Romeo + Juliet (1996)
Good time
I thought this was a good damn time at the movie. Put it with Strictly Ballroom, and ya got two good damn times at the movies. There are lots of ways to do Shakespeare, and this one had a good beat and was easy to dance to. So they couldnt read the lines. They looked fabulous, the music was terrific, it was exciting, and the story cant be beat. On to Macbeth.
High Fidelity (2000)
Top 5 soundtrack movie
Top 5 Chicago movie with top 5 soundtrack. Thoroughly enjoyable movie about what jerks men are, but there is hope if they have the right music and woman to help them come to grips with real life. Terrific cast, superbly executed.
Topsy-Turvy (1999)
Movie about a topsy turvy world
One thing about the Mike Leigh movies I have seen is that you cant really tell from the performances who they are about -- all the characters here, from Gilbert and Sullivan to the boy who makes stage calls seem like real people, with real lives. The movie is about a web of relationships, not a main character. It is also a topsy turvy world -- Gilbert and Sullivan seem to toss of these lighthearted entertainments, but in truth, they and all the other characters struggle with great tragedies and challenges. As the film winds down, one thinks it is another story of pulling together a hit, like Shakespeare in Love, or countless backstage dramas, however well done. But in the closing scenes we are reminded that not only the Mikado, but this comforting illusion are fiction.
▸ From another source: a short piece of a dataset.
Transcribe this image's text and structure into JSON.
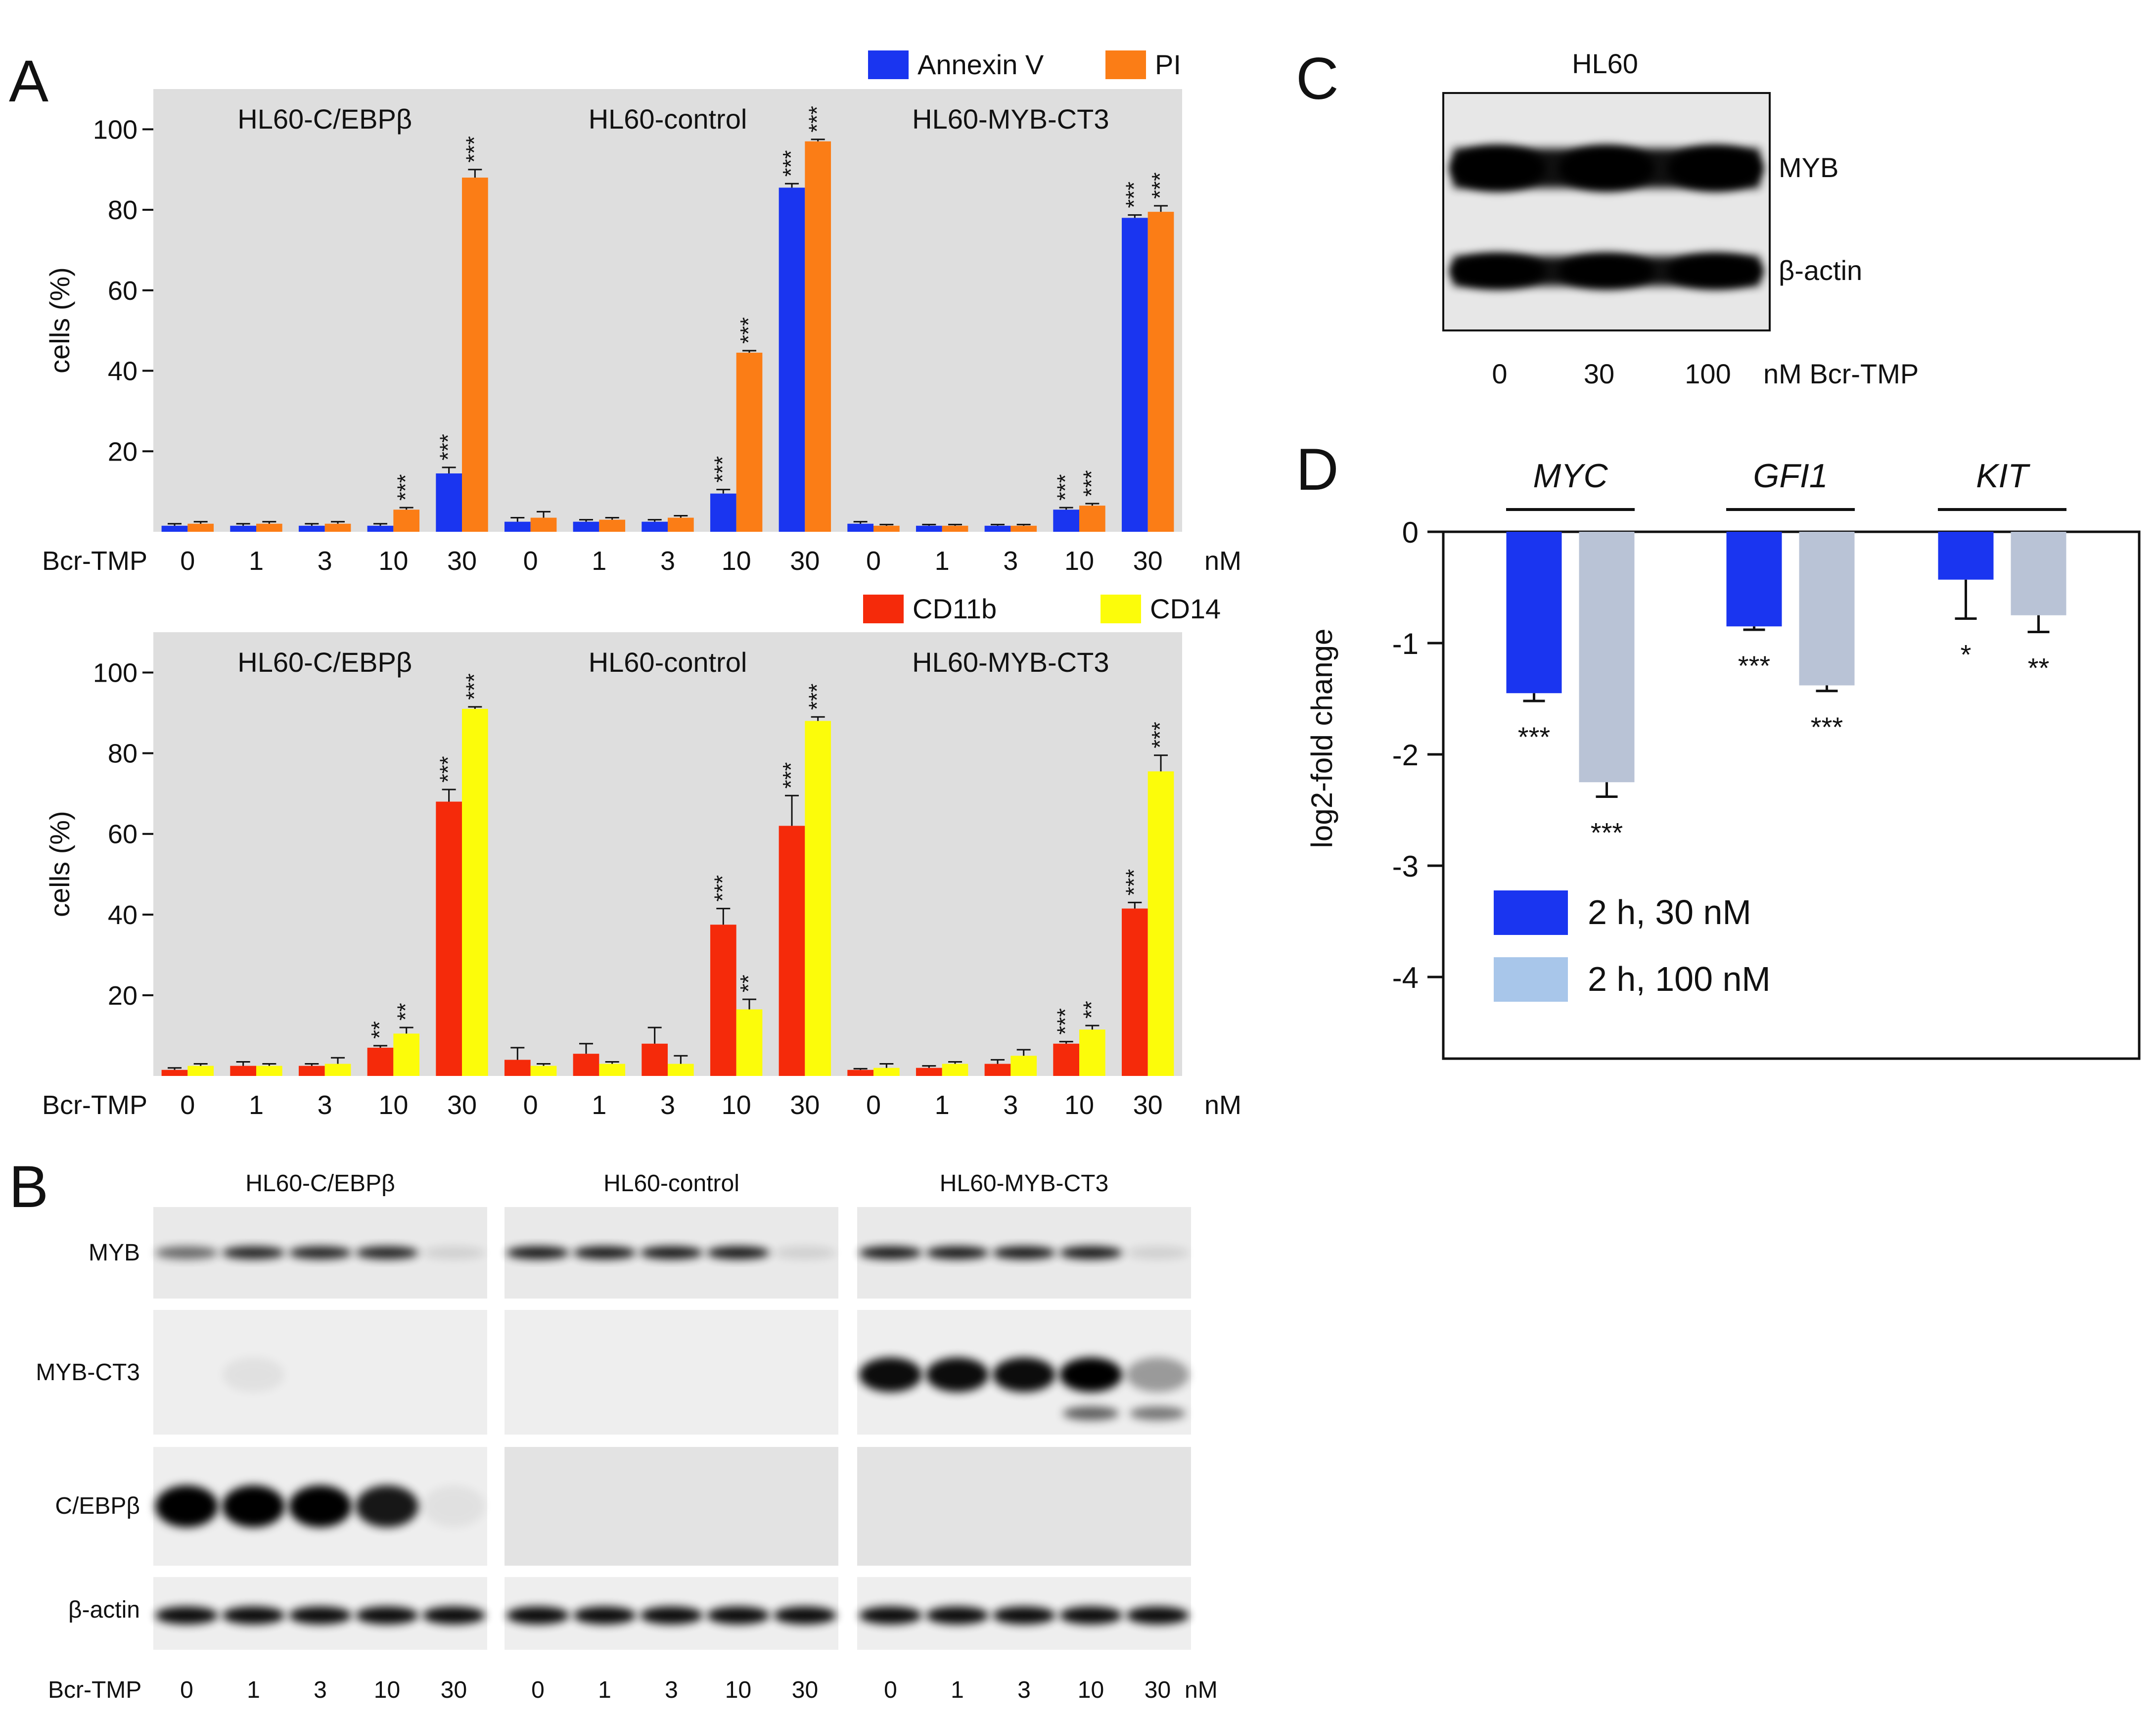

Movies like this (and American Beauty, for example) are more like books than they are like much of the fluff in popular movies.
Zulu (1964)
Terrific movie
I have liked this movie since I saw it as a kid on late night TV. Baker and Caine are great, Color Sergeant Bourne is a classic, Hook is a hoot (though the real Hook was a teetotaler, so is libeled), and all the cast is finely realized. Even the Zulus, who dont say a word, have majesty. Plus the singing attack at the end is thrilling. I like this movie so much, I almost bought one of the rifles when I saw it on sale at a pawn shop.
The Hot Rock (1972)
Pretty good, though I never heard of it
I had never heard of this movie til I saw it one night on AMC, but it has an outstanding cast, great New York scenes, and a perfect early 1970's feel, gritty but not seriously ominous. Plus, Zero Mostel seems to have stepped in from a different movie, if not a different universe, and adds a nice surreal touch to the last half. I would say it was one of the better caper movies, and one of the better New York movies.
American Beauty (1999)
Terrific
This is one of the 10 best movies I have ever seen. It is the whole package -- story, characters, acting, photography. One of those magic films like Citizen Kane or the first two Godfathers that make the movies worthwhile.